The Fifth Circuit first resolved "whether the License Agreement was an executory contract" because the Code "does not define the term …." Id., at 3. Second, the court dealt with the novel issue of whether the Code imposed a notice requirement on a Chapter 7 bankruptcy trustee's time to assume or reject a contract. Finally, the court addressed the consequences of contract rejection, an issue about which the circuits are presently split in another context. In fact, to resolve a circuit split, the U.S. Supreme Court just granted a petition for certiorari to address the effect of rejection on a trademark license. In re Tempnology, LLC, 879 F.3d 389 (1st Cir. 2018) (2-1), cert. granted, _____ U.S. ____ (Oct. 26, 2018) (after licensor-debtor rejects agreement, non-debtor licensee "left with only a pre-petition damages claim …."); contra, Sunbeam Products, Inc. v. Chicago Am. Mfg., LLC, 686 F.3d 372, 377 (7th Cir. 2012) (non-debtor's right to use debtor's trademark continues post-rejection). See, Michael L. Cook, "Split First Circuit Prevents Non-Debtor Licensee from Using Rejected Trademark License." Pratt's J. Bankr., L. 142 (April/May 2018).
Five corporate affiliates used remote pharmaceutical dispensing machines in violation of T's patent. T sued the entities for patent infringement in a Texas federal court, but the parties later settled, with the defendants gaining a "non-exclusive perpetual license" to use T's patent in exchange for "a one-time licensing fee of $4,000 for each … machine placed into operation after the execution of the agreement …." 2018 WL 5317445, at 1. The defendants also had "to provide [T with] quarterly reports reflecting all new machines placed in service. The parties exchanged releases "except for the obligations specifically called for under" their settlement agreement. Due to the settlement, the federal court dismissed T's patent infringement suit in 2010. Id.
The defendants filed separate Chapter 11 petitions in 2012 and 2013, but each case was later converted to a Chapter 7 liquidation. Five debtors were "parties" to the license agreement, but never "listed the License Agreement or [T] on their schedules" of assets and liabilities. Id.

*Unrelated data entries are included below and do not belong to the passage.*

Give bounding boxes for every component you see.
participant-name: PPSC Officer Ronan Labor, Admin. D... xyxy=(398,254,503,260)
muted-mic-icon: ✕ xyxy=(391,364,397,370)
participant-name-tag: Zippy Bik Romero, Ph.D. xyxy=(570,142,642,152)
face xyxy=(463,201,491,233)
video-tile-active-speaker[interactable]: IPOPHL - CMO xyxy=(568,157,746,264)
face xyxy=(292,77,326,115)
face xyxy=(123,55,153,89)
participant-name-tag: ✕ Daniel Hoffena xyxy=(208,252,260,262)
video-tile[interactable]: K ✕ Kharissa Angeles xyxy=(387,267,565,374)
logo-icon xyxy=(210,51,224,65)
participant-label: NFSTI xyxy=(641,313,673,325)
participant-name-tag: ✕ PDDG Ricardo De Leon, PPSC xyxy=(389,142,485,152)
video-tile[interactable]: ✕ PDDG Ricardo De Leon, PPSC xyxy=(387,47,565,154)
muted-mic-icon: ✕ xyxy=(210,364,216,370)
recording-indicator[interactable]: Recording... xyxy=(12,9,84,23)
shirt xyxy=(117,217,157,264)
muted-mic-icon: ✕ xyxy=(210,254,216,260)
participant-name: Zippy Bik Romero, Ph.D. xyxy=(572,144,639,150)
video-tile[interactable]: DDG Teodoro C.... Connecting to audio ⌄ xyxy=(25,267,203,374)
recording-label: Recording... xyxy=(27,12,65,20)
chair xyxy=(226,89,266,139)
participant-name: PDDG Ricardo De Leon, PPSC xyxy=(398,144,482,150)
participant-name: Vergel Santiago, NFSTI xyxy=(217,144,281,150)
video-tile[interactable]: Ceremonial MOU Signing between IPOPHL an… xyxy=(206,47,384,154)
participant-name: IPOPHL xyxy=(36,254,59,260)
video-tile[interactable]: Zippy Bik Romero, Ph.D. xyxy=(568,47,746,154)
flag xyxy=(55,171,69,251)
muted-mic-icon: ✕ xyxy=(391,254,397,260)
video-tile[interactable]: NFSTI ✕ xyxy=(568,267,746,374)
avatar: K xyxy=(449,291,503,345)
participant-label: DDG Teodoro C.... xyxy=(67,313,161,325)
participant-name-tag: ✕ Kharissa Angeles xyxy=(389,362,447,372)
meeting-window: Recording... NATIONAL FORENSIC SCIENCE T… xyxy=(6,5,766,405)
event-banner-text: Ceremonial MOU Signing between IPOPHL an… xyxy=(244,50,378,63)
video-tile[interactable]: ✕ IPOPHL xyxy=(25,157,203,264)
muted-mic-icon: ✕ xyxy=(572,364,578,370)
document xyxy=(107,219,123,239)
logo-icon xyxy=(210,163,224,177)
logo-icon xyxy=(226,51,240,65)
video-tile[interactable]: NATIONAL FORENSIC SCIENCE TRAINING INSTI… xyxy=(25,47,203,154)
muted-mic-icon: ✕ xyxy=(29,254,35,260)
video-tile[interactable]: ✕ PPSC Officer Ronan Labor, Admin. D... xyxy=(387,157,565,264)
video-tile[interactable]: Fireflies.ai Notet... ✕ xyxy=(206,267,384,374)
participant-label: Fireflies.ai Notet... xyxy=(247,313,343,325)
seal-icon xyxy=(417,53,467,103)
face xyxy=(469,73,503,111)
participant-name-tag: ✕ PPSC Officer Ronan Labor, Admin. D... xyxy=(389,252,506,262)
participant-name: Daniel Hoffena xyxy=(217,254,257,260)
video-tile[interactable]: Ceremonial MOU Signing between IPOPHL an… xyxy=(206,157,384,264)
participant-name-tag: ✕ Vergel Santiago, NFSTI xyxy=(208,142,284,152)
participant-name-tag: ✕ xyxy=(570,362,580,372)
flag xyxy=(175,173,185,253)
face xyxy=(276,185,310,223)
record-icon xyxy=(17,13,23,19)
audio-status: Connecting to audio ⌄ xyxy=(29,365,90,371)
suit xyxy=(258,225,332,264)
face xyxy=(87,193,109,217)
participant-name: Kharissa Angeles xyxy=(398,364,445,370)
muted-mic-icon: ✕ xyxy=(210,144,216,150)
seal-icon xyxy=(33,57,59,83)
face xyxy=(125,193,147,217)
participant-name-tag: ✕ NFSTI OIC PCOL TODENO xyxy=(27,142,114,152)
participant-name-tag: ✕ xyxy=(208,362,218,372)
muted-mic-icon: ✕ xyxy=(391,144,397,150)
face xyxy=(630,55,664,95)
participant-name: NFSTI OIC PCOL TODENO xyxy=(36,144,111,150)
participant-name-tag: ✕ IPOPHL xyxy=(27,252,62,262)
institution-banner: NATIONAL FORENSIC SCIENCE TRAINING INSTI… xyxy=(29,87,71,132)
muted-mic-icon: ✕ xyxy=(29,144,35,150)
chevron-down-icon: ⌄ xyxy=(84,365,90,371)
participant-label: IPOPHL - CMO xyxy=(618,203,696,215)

A lender, R, had a security interest in all of the debtors' assets, but, more than 60 days after the conversion of the cases to Chapter 7, R agreed to purchase that collateral from three of the debtors' estates instead of litigating its liens. Id., at 2. The bankruptcy court approved the asset sale in a separate sale order. No asset purchase agreement "explicitly referenced [T's] License; instead, each [agreement] covered certain categories of subject property." The sale orders entered by the bankruptcy court provided "that to the extent that any of the subject property was an executory contract it was 'hereby ASSUMED by the Estate and immediately ASSIGNED to [R] under the applicable provisions of … the … Code.'" R believed that it "had purchased the License under the terms of the" sale orders. Id., at 2.